4. Sometimes you just get outplayed. Game 4 belonged to the Giants from start to finish. The Reds took it on the chin. In those cases, it’s best to suck it up, give credit to the other team, and move on. Spending time trying to analyze all that went wrong may be appropriate to a degree, but when you get outplayed, there’s nothing on the video that’s going to tell you otherwise. In life, there will always be someone who can “outplay” you. Someone better at your line of work than you. Someone who is a better player. You can spend your time blaming God, getting jealous, obsessing about it, cutting down the other person, or you can praise God for the gifts He has bestowed on each of you and then go after the next task God places before you.

5. In leadership, prepare to be criticized.
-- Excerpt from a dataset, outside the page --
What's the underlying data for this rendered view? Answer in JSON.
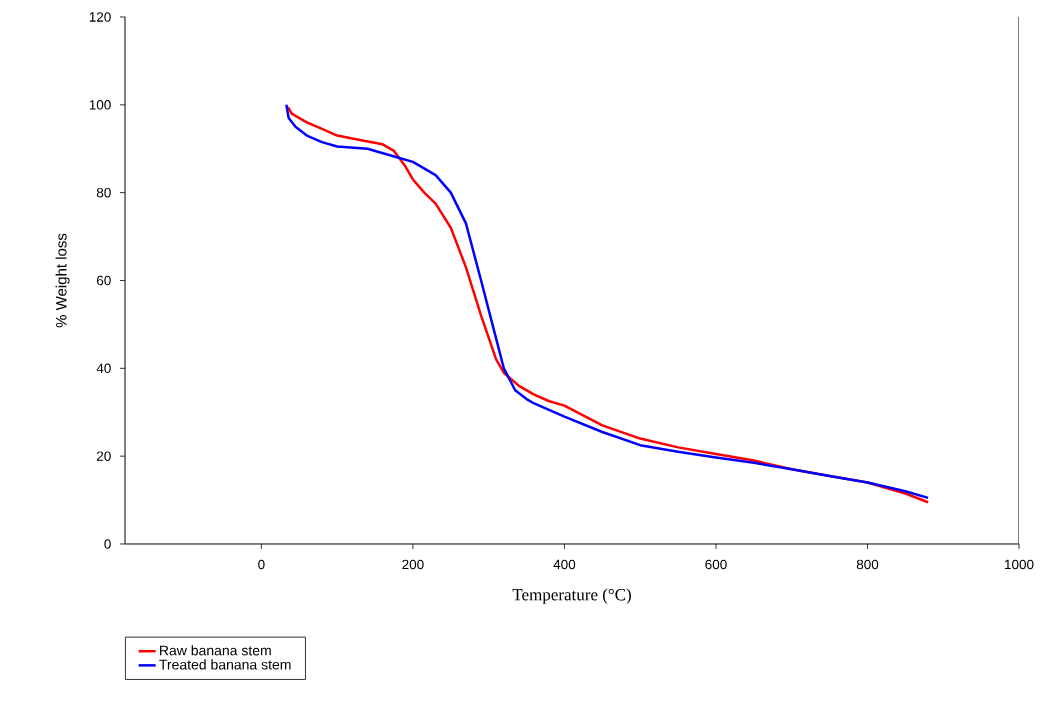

Those who know me from a baseball standpoint know that I am less than a fan of Reds Manager Dusty Baker’s handling of lineup construction, use of “small ball,” and bull pen management. Ironically, I find Dusty to be a very likable person and I recognize his great strength of relating to his players (He’s outstanding at that). Yet, he is in a leadership role and the decisions he makes are very public, so he is a target for criticism. He handles it well and remains committed to his ideas of how lineups and bull pens should be used (despite enormous pressure to change). If you are a person God calls to leadership, whether that be in a family, a business, an organization, or a team, prepare to be criticized. Much of the criticism will come from those who don’t know as much as you do about what you’re doing. Deal with it at the feet of Jesus in prayer and emerge determined to follow Him in spite of it.